The first thing I would do is create a full image of the disk. You do need a second hard drive with at least the same amount of storage available as your disk with RAW partition is large, then you need to access the disk from another operating system to clone the entire disk to a raw image. You can use HDDRawCopy on Windows or DD on Linux.
The first thing to always try is check the disk for physical errors with chkdsk, and also check for filesystem errors. It's also often helpful to scan the disk with GParted (you can get GParted live to boot from USB into Linux, it has DD too for cloning the disk).
There are two main ways to recover data. First is to try restoring the file table that contains the pointers and metadata for the actual data on the disk. This is the first method of data recovery to try.
If you feel ready to start recovering data I recommend TestDisk most.

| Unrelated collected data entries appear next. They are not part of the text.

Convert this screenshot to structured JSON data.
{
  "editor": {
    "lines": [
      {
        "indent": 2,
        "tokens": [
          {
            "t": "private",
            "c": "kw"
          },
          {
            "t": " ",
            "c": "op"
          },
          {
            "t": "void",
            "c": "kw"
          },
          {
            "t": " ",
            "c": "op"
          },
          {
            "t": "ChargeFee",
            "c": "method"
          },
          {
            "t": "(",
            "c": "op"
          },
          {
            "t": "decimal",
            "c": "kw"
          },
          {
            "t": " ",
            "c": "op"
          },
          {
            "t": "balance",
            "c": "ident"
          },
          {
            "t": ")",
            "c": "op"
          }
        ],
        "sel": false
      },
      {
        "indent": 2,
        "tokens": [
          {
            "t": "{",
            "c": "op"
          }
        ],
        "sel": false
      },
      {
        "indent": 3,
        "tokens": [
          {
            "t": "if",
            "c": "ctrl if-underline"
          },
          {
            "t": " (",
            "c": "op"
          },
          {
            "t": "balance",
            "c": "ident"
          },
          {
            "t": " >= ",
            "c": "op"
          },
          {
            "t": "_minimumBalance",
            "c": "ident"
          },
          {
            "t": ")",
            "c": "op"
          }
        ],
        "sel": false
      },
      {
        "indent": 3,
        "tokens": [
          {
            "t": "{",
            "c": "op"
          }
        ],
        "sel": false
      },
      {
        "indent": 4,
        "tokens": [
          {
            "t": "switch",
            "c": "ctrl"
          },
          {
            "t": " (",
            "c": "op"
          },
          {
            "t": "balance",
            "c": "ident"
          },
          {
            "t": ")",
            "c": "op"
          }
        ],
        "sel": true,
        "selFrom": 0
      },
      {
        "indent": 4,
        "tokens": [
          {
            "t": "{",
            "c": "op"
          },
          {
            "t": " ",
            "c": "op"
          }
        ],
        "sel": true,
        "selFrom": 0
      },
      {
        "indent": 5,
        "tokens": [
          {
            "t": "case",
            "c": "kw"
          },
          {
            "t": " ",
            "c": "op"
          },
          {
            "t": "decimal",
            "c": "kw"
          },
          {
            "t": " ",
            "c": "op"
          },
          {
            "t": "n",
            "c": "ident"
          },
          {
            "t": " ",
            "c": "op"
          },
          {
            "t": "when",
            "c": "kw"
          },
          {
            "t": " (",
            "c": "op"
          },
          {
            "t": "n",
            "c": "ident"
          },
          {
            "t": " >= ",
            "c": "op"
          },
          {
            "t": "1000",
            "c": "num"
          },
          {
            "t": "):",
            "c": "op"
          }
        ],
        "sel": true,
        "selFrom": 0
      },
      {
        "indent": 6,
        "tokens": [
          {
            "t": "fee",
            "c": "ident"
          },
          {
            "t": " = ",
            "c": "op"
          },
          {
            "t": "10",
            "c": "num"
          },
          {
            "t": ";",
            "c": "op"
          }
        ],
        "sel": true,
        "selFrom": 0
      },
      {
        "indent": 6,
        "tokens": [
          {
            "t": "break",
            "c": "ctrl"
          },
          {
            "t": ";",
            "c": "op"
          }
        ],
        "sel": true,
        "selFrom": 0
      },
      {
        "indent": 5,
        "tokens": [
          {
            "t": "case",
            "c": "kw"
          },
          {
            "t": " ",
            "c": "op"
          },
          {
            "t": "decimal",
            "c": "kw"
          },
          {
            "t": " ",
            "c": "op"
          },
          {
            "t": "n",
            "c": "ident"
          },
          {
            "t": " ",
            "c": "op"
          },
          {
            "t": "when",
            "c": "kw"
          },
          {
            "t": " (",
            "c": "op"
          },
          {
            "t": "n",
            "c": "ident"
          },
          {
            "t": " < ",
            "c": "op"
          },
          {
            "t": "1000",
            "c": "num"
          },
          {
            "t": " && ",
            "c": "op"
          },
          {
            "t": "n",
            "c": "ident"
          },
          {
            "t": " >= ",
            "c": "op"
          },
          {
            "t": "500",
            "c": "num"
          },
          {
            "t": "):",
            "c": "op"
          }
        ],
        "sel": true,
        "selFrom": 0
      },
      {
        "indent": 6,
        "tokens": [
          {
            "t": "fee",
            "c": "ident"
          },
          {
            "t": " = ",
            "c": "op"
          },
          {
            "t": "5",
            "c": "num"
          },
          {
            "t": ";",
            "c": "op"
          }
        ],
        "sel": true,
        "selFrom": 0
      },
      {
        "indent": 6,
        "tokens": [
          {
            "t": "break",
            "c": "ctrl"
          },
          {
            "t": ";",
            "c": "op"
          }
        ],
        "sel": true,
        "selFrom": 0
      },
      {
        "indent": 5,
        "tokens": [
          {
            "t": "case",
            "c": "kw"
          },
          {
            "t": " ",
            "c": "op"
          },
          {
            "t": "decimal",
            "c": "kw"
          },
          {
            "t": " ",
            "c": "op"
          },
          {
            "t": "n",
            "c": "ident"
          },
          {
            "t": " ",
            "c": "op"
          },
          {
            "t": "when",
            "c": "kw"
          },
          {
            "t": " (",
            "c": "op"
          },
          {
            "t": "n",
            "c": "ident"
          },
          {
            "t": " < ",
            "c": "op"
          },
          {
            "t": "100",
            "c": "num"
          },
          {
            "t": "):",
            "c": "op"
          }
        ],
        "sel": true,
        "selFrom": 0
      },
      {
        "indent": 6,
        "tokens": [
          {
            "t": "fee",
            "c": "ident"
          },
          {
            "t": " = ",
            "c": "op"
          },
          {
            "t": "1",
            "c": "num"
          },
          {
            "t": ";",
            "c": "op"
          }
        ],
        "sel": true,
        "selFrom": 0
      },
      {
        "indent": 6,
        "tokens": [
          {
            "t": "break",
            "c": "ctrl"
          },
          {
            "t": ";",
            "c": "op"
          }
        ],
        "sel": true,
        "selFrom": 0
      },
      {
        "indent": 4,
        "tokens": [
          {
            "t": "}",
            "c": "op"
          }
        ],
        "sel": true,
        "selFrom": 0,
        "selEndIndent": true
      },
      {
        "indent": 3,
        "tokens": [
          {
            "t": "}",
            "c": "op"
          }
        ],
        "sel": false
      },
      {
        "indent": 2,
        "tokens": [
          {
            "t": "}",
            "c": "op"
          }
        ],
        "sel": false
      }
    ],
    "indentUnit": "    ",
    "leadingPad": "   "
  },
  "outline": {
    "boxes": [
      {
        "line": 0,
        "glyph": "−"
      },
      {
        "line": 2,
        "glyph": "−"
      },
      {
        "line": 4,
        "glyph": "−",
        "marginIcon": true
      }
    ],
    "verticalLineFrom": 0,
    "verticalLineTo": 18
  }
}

With TestDisk you can first of all try recovering the partition table, and on top of that you can let TestDisk scan for a valid MFT to restore the actual file headers and "undelete" the missing data by restoring the partition headers to something readable by Windows again. You do need some experience to properly handle TestDisk as it gives very advanced control over your partitions and file table.
The second data recovery method is software that analyses the actual data on the disk without looking at the MFT. Things like Recuva and QPhotoRec can analyse the data and try to piece together fragmented data from a hard drive. This does mean the file attributes like the path (and thus also filename), dates and permissions are lost. The file extension can be and most of the time are automatically are determined from the magic key in the file header.